Jeff Richardson

No. 74, 76, 68, 78
- Positions: Offensive lineman, defensive lineman

Personal information
- Born: September 1, 1944 (age 81) Johnstown, Pennsylvania, U.S.
- Listed height: 6 ft 3 in (1.91 m)
- Listed weight: 250 lb (113 kg)

Career information
- High school: Johnstown (Pennsylvania)
- College: Michigan State (1963–1966)
- NFL draft: 1967: 6th round, 146th overall pick

Career history
- New York Jets (1967–1968); Cincinnati Bengals (1969)*; Miami Dolphins (1969); Jersey Jays (1969–1970);
- * Offseason and/or practice squad member only

Awards and highlights
- Super Bowl champion (III); AFL champion (1968); Second-team All-Big Ten (1966);

Career AFL statistics
- Games played: 28
- Games started: 0
- Stats at Pro Football Reference

= Jeff Richardson (American football) =

American football player (born 1944)

Jeffery A. Richardson (born September 1, 1944) is an American former professional football player who was an offensive lineman for three seasons in the American Football League (AFL) with the New York Jets and Miami Dolphins. He played college football for the Michigan State Spartans and was selected by the Jets in the sixth round of the 1967 NFL/AFL draft. He was a member of the Jets team that won Super Bowl III.

==Early life==
Jeffery A. Richardson was born on September 1, 1944, in Johnstown, Pennsylvania. He participated in football, wrestling, and track at Johnstown High School. He won the state heavyweight wrestling title his junior year after going 22–0. Richardson had an overall wrestling record of 52–3 while in high school.

Richardson was inducted into the Cambria County Sports Hall of Fame in 1981 and the Pennsylvania Wrestling Coaches Association Hall of Fame in 2009.

==College career==
Richardson was a member of the Spartans of Michigan State University from 1963 to 1966 as a defensive lineman. He earned United Press International second-team All-Big Ten honors in 1966. The Spartans were national champions in 1965 and 1966. Richardson won the Big Ten wrestling championship his sophomore year in 1966.

==Professional career==
Richardson was selected by the New York Jets in the sixth round, with the 146th overall pick, of the 1967 NFL draft. He played in 11 games as a rookie in 1967. He re-signed with the Jets on May 23, 1968. Richardson appeared in all 14 games for the Jets during the 1968 season. He also played in both of the team's playoff games that year, including the Super Bowl III victory over the Baltimore Colts. He was listed as an offensive lineman while with the Jets.

On July 28, 1969, Richardson was traded to the Cincinnati Bengals for an undisclosed draft pick. He was waived by the Bengals in early September 1969.

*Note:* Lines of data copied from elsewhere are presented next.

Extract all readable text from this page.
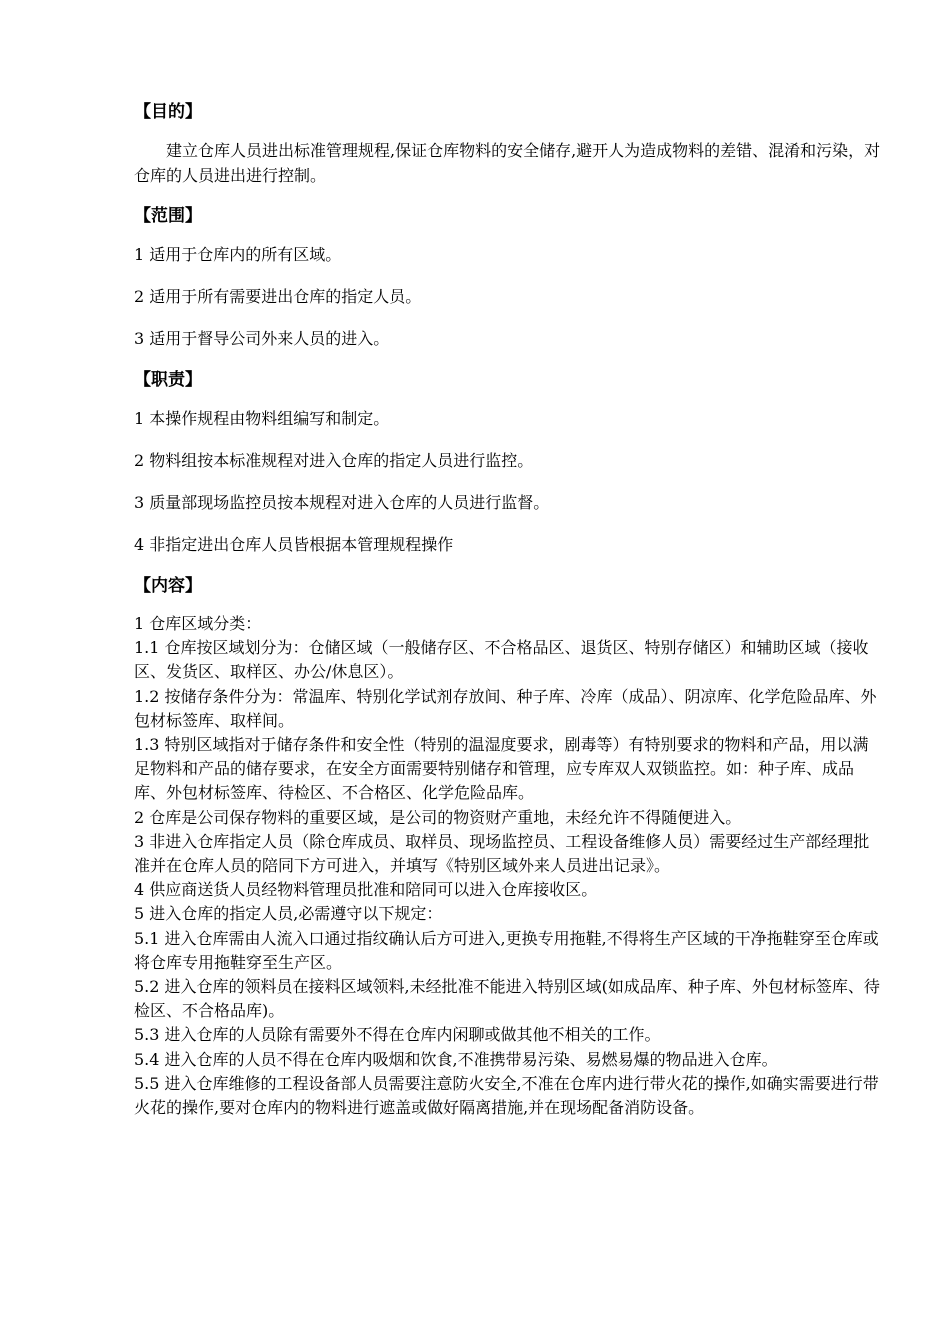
【目的】

建立仓库人员进出标准管理规程,保证仓库物料的安全储存,避开人为造成物料的差错、混淆和污染，对仓库的人员进出进行控制。

【范围】

1 适用于仓库内的所有区域。

2 适用于所有需要进出仓库的指定人员。

3 适用于督导公司外来人员的进入。

【职责】

1 本操作规程由物料组编写和制定。

2 物料组按本标准规程对进入仓库的指定人员进行监控。

3 质量部现场监控员按本规程对进入仓库的人员进行监督。

4 非指定进出仓库人员皆根据本管理规程操作

【内容】

1 仓库区域分类：

1.1 仓库按区域划分为：仓储区域（一般储存区、不合格品区、退货区、特别存储区）和辅助区域（接收区、发货区、取样区、办公/休息区）。

1.2 按储存条件分为：常温库、特别化学试剂存放间、种子库、冷库（成品）、阴凉库、化学危险品库、外包材标签库、取样间。

1.3 特别区域指对于储存条件和安全性（特别的温湿度要求，剧毒等）有特别要求的物料和产品，用以满足物料和产品的储存要求，在安全方面需要特别储存和管理，应专库双人双锁监控。如：种子库、成品库、外包材标签库、待检区、不合格区、化学危险品库。

2 仓库是公司保存物料的重要区域，是公司的物资财产重地，未经允许不得随便进入。

3 非进入仓库指定人员（除仓库成员、取样员、现场监控员、工程设备维修人员）需要经过生产部经理批准并在仓库人员的陪同下方可进入，并填写《特别区域外来人员进出记录》。

4 供应商送货人员经物料管理员批准和陪同可以进入仓库接收区。

5 进入仓库的指定人员,必需遵守以下规定：

5.1 进入仓库需由人流入口通过指纹确认后方可进入,更换专用拖鞋,不得将生产区域的干净拖鞋穿至仓库或将仓库专用拖鞋穿至生产区。

5.2 进入仓库的领料员在接料区域领料,未经批准不能进入特别区域(如成品库、种子库、外包材标签库、待检区、不合格品库)。

5.3 进入仓库的人员除有需要外不得在仓库内闲聊或做其他不相关的工作。

5.4 进入仓库的人员不得在仓库内吸烟和饮食,不准携带易污染、易燃易爆的物品进入仓库。

5.5 进入仓库维修的工程设备部人员需要注意防火安全,不准在仓库内进行带火花的操作,如确实需要进行带火花的操作,要对仓库内的物料进行遮盖或做好隔离措施,并在现场配备消防设备。
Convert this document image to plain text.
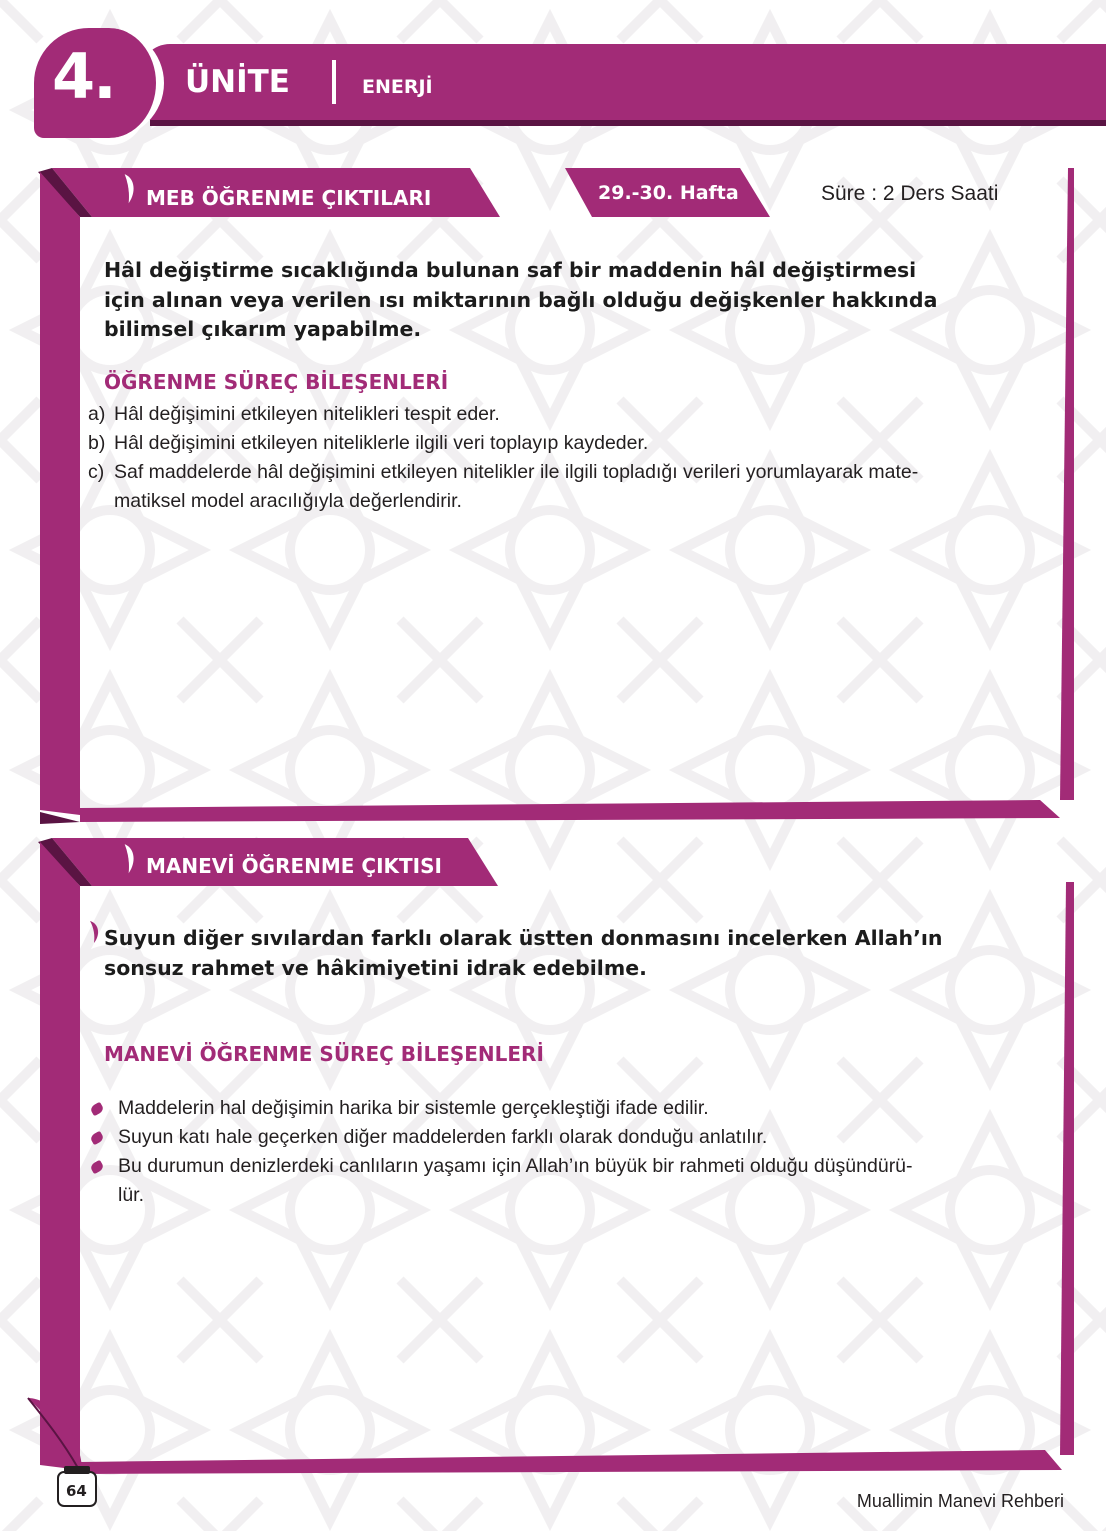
4. ÜNİTE	ENERJİ
MEB ÖĞRENME ÇIKTILARI	29.-30. Hafta	Süre : 2 Ders Saati
Hâl değiştirme sıcaklığında bulunan saf bir maddenin hâl değiştirmesi
için alınan veya verilen ısı miktarının bağlı olduğu değişkenler hakkında
bilimsel çıkarım yapabilme.
ÖĞRENME SÜREÇ BİLEŞENLERİ
a) Hâl değişimini etkileyen nitelikleri tespit eder.
b) Hâl değişimini etkileyen niteliklerle ilgili veri toplayıp kaydeder.
c) Saf maddelerde hâl değişimini etkileyen nitelikler ile ilgili topladığı verileri yorumlayarak mate-
matiksel model aracılığıyla değerlendirir.
MANEVİ ÖĞRENME ÇIKTISI
Suyun diğer sıvılardan farklı olarak üstten donmasını incelerken Allah’ın
sonsuz rahmet ve hâkimiyetini idrak edebilme.
MANEVİ ÖĞRENME SÜREÇ BİLEŞENLERİ
Maddelerin hal değişimin harika bir sistemle gerçekleştiği ifade edilir.
Suyun katı hale geçerken diğer maddelerden farklı olarak donduğu anlatılır.
Bu durumun denizlerdeki canlıların yaşamı için Allah’ın büyük bir rahmeti olduğu düşündürü-
lür.
64	Muallimin Manevi Rehberi
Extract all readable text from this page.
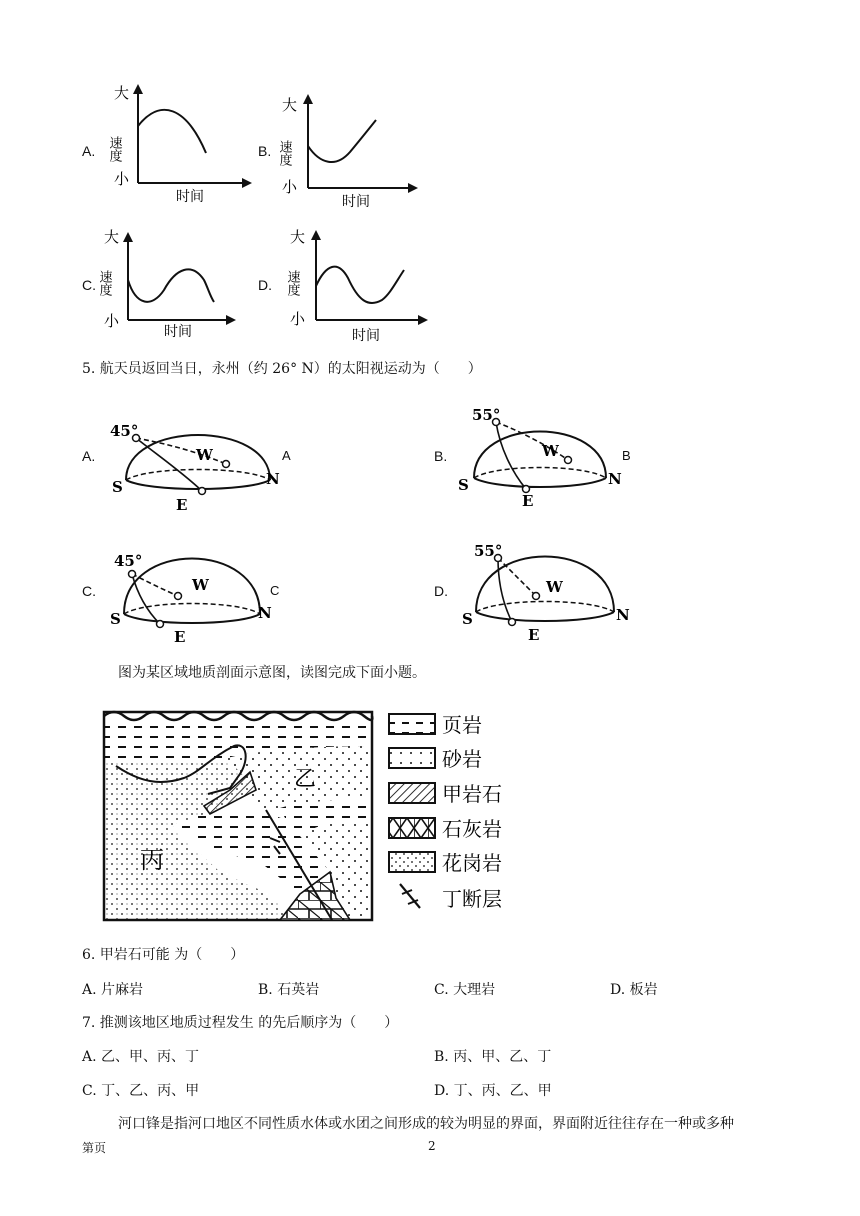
A.
大
速度
小
时间
B.
大
速度
小
时间
C.
大
速度
小
时间
D.
大
速度
小
时间
5. 航天员返回当日，永州（约 26° N）的太阳视运动为（　　）
A.
45°
S	N
E
W	A	B.
55°
S	N
E
W	B
C.
45°
S	N
E
W	C	D.
55°
S	N
E
W
图为某区域地质剖面示意图，读图完成下面小题。
乙
丙
页岩
砂岩
甲岩石
石灰岩
花岗岩
丁断层
6. 甲岩石可能 为（　　）
A. 片麻岩	B. 石英岩	C. 大理岩	D. 板岩
7. 推测该地区地质过程发生 的先后顺序为（　　）
A. 乙、甲、丙、丁	B. 丙、甲、乙、丁
C. 丁、乙、丙、甲	D. 丁、丙、乙、甲
河口锋是指河口地区不同性质水体或水团之间形成的较为明显的界面，界面附近往往存在一种或多种
第页	2
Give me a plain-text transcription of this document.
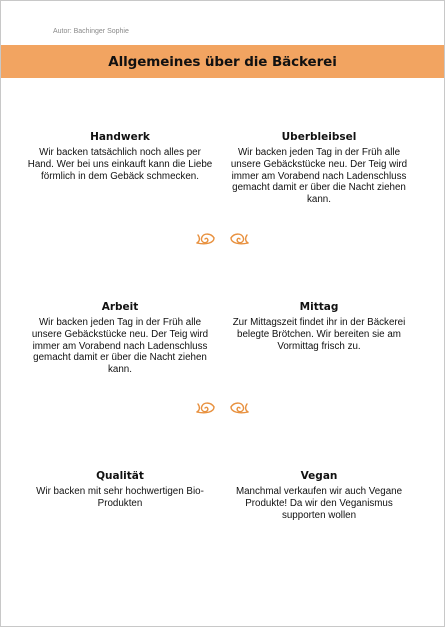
Autor: Bachinger Sophie
Allgemeines über die Bäckerei
Handwerk
Wir backen tatsächlich noch alles per Hand. Wer bei uns einkauft kann die Liebe förmlich in dem Gebäck schmecken.
Uberbleibsel
Wir backen jeden Tag in der Früh alle unsere Gebäckstücke neu. Der Teig wird immer am Vorabend nach Ladenschluss gemacht damit er über die Nacht ziehen kann.
Arbeit
Wir backen jeden Tag in der Früh alle unsere Gebäckstücke neu. Der Teig wird immer am Vorabend nach Ladenschluss gemacht damit er über die Nacht ziehen kann.
Mittag
Zur Mittagszeit findet ihr in der Bäckerei belegte Brötchen. Wir bereiten sie am Vormittag frisch zu.
Qualität
Wir backen mit sehr hochwertigen Bio-Produkten
Vegan
Manchmal verkaufen wir auch Vegane Produkte! Da wir den Veganismus supporten wollen
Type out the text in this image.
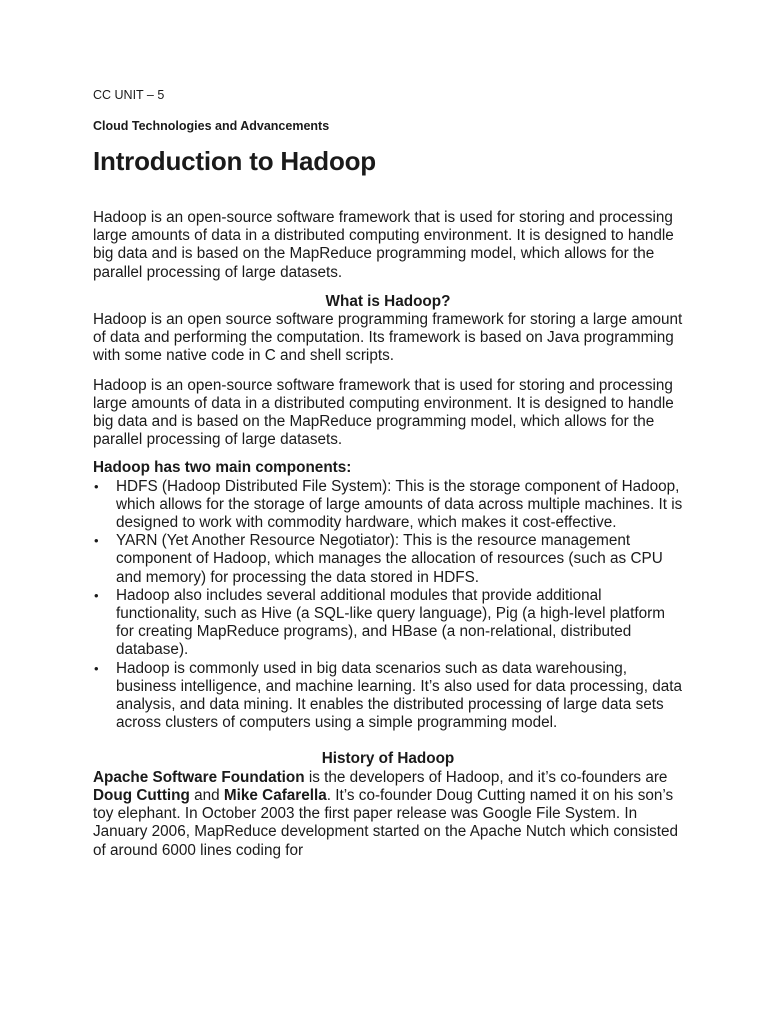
CC UNIT – 5
Cloud Technologies and Advancements
Introduction to Hadoop

Hadoop is an open-source software framework that is used for storing and processing large amounts of data in a distributed computing environment. It is designed to handle big data and is based on the MapReduce programming model, which allows for the parallel processing of large datasets.

What is Hadoop?

Hadoop is an open source software programming framework for storing a large amount of data and performing the computation. Its framework is based on Java programming with some native code in C and shell scripts.

Hadoop is an open-source software framework that is used for storing and processing large amounts of data in a distributed computing environment. It is designed to handle big data and is based on the MapReduce programming model, which allows for the parallel processing of large datasets.

Hadoop has two main components:
• HDFS (Hadoop Distributed File System): This is the storage component of Hadoop, which allows for the storage of large amounts of data across multiple machines. It is designed to work with commodity hardware, which makes it cost-effective.
• YARN (Yet Another Resource Negotiator): This is the resource management component of Hadoop, which manages the allocation of resources (such as CPU and memory) for processing the data stored in HDFS.
• Hadoop also includes several additional modules that provide additional functionality, such as Hive (a SQL-like query language), Pig (a high-level platform for creating MapReduce programs), and HBase (a non-relational, distributed database).
• Hadoop is commonly used in big data scenarios such as data warehousing, business intelligence, and machine learning. It’s also used for data processing, data analysis, and data mining. It enables the distributed processing of large data sets across clusters of computers using a simple programming model.

History of Hadoop

Apache Software Foundation is the developers of Hadoop, and it’s co-founders are Doug Cutting and Mike Cafarella. It’s co-founder Doug Cutting named it on his son’s toy elephant. In October 2003 the first paper release was Google File System. In January 2006, MapReduce development started on the Apache Nutch which consisted of around 6000 lines coding for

On September 2, 1969, Richardson was claimed off waivers by the Miami Dolphins. He played in three games for the Dolphins during the 1969 season before being released. He was listed as a defensive tackle while with the Dolphins.

Richardson then played for the Jersey Jays of the Continental Football League from 1969 to 1970 as a defensive tackle.